The microphone is a huge let down for the headset. It was to be expected as the mic boom does not extend far from the headset but it sounds incredibly quiet. Making the issue greater, and stopping you from just trying the capture volume up, the mic captures surrounding sounds and even noise from the headset speakers. This can be irritating for others when using it for Skype or Discord, as they are left straining to hear you or listening along to your music.
Cable length isn’t an issue for the majority of PC gamers. Alas, for console gamers, whom will often sit further from the console, the length could provide some limitations. The combined length of the cables is between 2-2.5 meters, allowing for it to be comfortable to sit just under 2 meters from the TV. This is a surprising limitation for a multi-platform headset and leads me to the conclusion while it works with all perhaps this is a low budget headset aimed towards PC gamers more so than console players.
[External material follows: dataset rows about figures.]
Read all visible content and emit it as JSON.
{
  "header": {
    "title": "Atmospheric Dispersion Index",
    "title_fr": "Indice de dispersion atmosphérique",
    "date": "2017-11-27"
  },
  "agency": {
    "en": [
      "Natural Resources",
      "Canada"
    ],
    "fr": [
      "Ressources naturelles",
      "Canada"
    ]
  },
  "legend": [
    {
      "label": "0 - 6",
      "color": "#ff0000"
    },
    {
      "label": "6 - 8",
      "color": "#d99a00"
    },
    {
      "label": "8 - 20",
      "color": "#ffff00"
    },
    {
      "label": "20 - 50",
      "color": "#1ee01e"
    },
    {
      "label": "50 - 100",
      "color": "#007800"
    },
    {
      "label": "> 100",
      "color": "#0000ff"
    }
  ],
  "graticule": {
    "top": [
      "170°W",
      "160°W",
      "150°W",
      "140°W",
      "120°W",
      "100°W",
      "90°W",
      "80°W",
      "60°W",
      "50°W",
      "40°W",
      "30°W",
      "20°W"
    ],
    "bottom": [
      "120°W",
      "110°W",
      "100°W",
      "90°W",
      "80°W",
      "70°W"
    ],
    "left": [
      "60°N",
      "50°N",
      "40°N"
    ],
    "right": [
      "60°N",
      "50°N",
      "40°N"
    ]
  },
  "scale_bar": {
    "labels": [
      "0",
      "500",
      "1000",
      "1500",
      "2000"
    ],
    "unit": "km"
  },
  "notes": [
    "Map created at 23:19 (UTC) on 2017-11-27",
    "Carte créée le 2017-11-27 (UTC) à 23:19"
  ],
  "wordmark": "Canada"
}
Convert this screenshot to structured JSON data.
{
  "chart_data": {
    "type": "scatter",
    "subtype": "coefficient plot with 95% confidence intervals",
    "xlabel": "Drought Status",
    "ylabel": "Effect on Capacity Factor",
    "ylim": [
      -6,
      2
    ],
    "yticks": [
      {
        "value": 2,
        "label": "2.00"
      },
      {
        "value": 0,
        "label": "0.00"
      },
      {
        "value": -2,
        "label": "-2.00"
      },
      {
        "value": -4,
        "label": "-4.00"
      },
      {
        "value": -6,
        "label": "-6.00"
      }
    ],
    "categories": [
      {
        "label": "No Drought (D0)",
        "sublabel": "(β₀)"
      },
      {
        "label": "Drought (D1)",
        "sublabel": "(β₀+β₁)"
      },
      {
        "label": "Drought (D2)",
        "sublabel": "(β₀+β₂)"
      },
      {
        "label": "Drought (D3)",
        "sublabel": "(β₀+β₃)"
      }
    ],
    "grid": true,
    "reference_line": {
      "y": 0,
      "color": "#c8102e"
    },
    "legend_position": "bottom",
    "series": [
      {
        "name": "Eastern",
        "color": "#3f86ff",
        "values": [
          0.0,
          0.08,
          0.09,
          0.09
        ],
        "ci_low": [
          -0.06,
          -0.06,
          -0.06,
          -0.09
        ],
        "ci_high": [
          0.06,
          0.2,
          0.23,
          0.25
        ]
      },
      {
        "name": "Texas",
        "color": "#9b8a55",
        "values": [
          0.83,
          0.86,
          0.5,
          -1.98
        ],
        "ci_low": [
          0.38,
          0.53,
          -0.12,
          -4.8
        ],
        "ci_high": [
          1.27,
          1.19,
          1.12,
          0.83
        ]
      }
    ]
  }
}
The Venom Marauder 7.1 is a solid entry into the low-end headset market from Venom. While it isn’t going to be challenging the more expensive top performing headsets for depth of sounds, it can be considered competition for headsets of a similar price range. The functionality for adjusting volume and vibration is spot on, even if just the thought of a vibrating headset is weird. It is comfortable to wear for hours at a time, perfect for long gaming sessions if playing solo. I say solo as communication wise the mic is lacklustre at best. Unfortunately, for a modern gaming headset this is a necessity, therefore is feature that drags the headset down as an all-round package. Overall, for audio the headset is worth it, otherwise it doesn’t quite deliver.
[Editor’s Note: The Venom Marauder 7.1 Headset was provided to us for the review.]